Collections > Electronic Theses and Dissertations > Analysis of Time-to-event Data, Intermediate Phenotypes, and Sparse Factors in the OPPERA Study

Motivated by the Orofacial Pain: Prospective Evaluation and Risk Assessment (OPPERA) project, a large study of temporomandibular disorders (TMD), this dissertation develops statistical methods applicable to three facets of chronic pain. First, we propose a method for parameter estimation in survival models with missing censoring indicators. These result because conducting multiple invasive examinations for incidence on all participants in large prospective studies is infeasible. We estimate the probability of being an incident case for those lacking a gold standard examination using logistic regression. Multiple imputations of case status for each missing examination are generated using these estimated probabilities. Imputed and observed data are combined in Cox models to estimate the incidence rate and associations with putative risk factors. The variance is estimated using multiple imputation. Our method performs as well as or better than competing methods and highlighted new discoveries for OPPERA. Secondly, we propose a general method to analyze secondary phenotypes and apply it to the OPPERA baseline case-control study. Traditional case-control genetic association studies examine relationships between case-control status and one or more covariates.
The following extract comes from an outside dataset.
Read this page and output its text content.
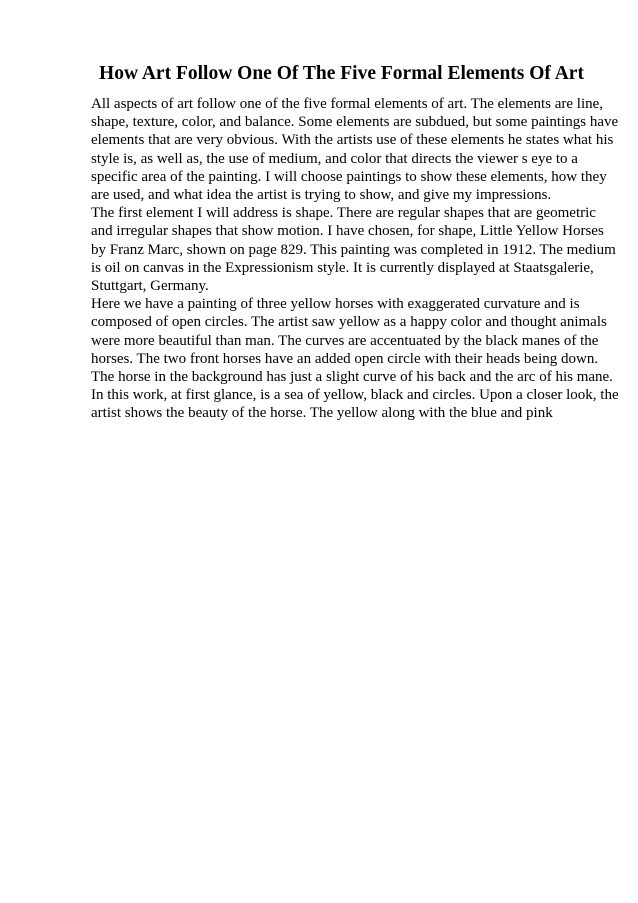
How Art Follow One Of The Five Formal Elements Of Art

All aspects of art follow one of the five formal elements of art. The elements are line, shape, texture, color, and balance. Some elements are subdued, but some paintings have elements that are very obvious. With the artists use of these elements he states what his style is, as well as, the use of medium, and color that directs the viewer s eye to a specific area of the painting. I will choose paintings to show these elements, how they are used, and what idea the artist is trying to show, and give my impressions.

The first element I will address is shape. There are regular shapes that are geometric and irregular shapes that show motion. I have chosen, for shape, Little Yellow Horses by Franz Marc, shown on page 829. This painting was completed in 1912. The medium is oil on canvas in the Expressionism style. It is currently displayed at Staatsgalerie, Stuttgart, Germany.

Here we have a painting of three yellow horses with exaggerated curvature and is composed of open circles. The artist saw yellow as a happy color and thought animals were more beautiful than man. The curves are accentuated by the black manes of the horses. The two front horses have an added open circle with their heads being down. The horse in the background has just a slight curve of his back and the arc of his mane. In this work, at first glance, is a sea of yellow, black and circles. Upon a closer look, the artist shows the beauty of the horse. The yellow along with the blue and pink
Investigators now commonly study additional phenotypes and their association with the original covariates as secondary aims. Assessing these associations is statistically challenging, as participants do not form a random sample from the population of interest. Standard methods may be biased and lack coverage and power. Utilizing inverse probability weighting and bootstrapping for standard error estimation, our method performs as well as competitors when they are applicable and provides promising results for outcomes to which other methods do not apply. Third, we propose a method for sparse factor analysis. Psychometric studies frequently measure numerous variables that may be noisy manifestations of a few underlying constructs. Aims include identifying these latent variables and their relationship to the observed variables and reducing the data to a few key variables that explain the majority of variance. While variable reduction methods exist for principal component analysis, none have been proposed to date for factor analysis. Our method retains predictive accuracy for many thresholds in simulations while providing sparse loadings. Competing methods had less predictive accuracy or less sparsity.